WITH reference to Lee Prescott’s latest broadside against Labour policies (Letters, June 7). “Spend, spend, spend – tax, tax, tax – borrow, borrow, borrow”, he rails. Well, we all know what they say about people in glass houses….

“Tax, tax, tax” – yes, Lee, millions of us are exceedingly taxed by the Tories’ nasty austerity policy-making – food banks everywhere; hundreds of suicides and thousands of premature deaths due to the government’s vicious back-to-work regime; people increasingly stressed in their daily working lives… (I could go on, and on).

“Borrow, borrow, borrow”. The UK’s much-vaunted but chimerical “economic success story” is built on consumer debt that’s now at record levels, and with the biggest rise in our national debt in history, to boot. Any glass houses around, Lee?

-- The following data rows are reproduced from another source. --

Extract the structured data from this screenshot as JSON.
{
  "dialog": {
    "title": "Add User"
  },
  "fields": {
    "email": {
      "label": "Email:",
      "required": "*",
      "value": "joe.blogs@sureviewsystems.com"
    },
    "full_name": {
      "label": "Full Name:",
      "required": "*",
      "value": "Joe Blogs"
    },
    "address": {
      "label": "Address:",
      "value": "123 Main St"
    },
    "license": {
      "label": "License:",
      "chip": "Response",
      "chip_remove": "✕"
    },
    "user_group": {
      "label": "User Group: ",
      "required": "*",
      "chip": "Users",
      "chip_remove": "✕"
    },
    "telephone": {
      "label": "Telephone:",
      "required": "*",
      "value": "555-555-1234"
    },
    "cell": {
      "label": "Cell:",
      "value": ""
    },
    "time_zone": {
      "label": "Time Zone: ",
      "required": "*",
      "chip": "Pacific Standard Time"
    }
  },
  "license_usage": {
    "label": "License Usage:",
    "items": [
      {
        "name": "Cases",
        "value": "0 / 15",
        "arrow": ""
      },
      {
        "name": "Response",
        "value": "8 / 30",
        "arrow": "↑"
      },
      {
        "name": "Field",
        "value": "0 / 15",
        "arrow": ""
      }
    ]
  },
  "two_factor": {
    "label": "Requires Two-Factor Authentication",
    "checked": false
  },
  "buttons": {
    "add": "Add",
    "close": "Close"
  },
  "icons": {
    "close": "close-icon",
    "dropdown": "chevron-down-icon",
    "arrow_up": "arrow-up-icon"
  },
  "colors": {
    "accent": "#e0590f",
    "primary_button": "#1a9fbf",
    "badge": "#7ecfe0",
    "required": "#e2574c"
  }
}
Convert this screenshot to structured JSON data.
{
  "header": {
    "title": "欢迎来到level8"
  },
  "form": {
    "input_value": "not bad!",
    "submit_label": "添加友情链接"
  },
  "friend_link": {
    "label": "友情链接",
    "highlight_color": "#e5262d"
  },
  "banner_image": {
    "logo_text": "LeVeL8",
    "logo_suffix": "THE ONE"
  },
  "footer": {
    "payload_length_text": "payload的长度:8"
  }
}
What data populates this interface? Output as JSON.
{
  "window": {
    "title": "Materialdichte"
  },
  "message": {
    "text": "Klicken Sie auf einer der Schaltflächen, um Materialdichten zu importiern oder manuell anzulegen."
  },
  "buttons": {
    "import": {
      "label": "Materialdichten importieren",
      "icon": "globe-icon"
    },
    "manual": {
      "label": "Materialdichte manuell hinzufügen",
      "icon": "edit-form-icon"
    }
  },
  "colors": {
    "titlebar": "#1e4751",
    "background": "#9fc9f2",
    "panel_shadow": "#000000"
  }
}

“Spend, spend, spend”. If Lee looks at his history, he’ll learn that the 1930s Great Depression was not ended by cutting, but by spending.

US president Franklin D Roosevelt achieved the New Deal and revived the USA in the 1930s by investing, not by cutting.

We can currently borrow at historically low interest rates, and it’s a no-brainer that this is the time when we should be investing in our country for the future, generating returns from investment well above current interest rates.

For the record, Labour’s election manifesto commitments were fully accounted for and costed; whereas in stark contrast, the only numbers in the Tories’ threadbare election manifesto were the page numbers.

What great fiscal rectitude from the party in power, with their unimaginative Micky Mouse economic policies.

Finally, regarding the 2010 Treasury note announcing that there was no money left: has Lee not noticed that after seven years of needless Tory austerity, there’s actually even far less money left than there was in 2010?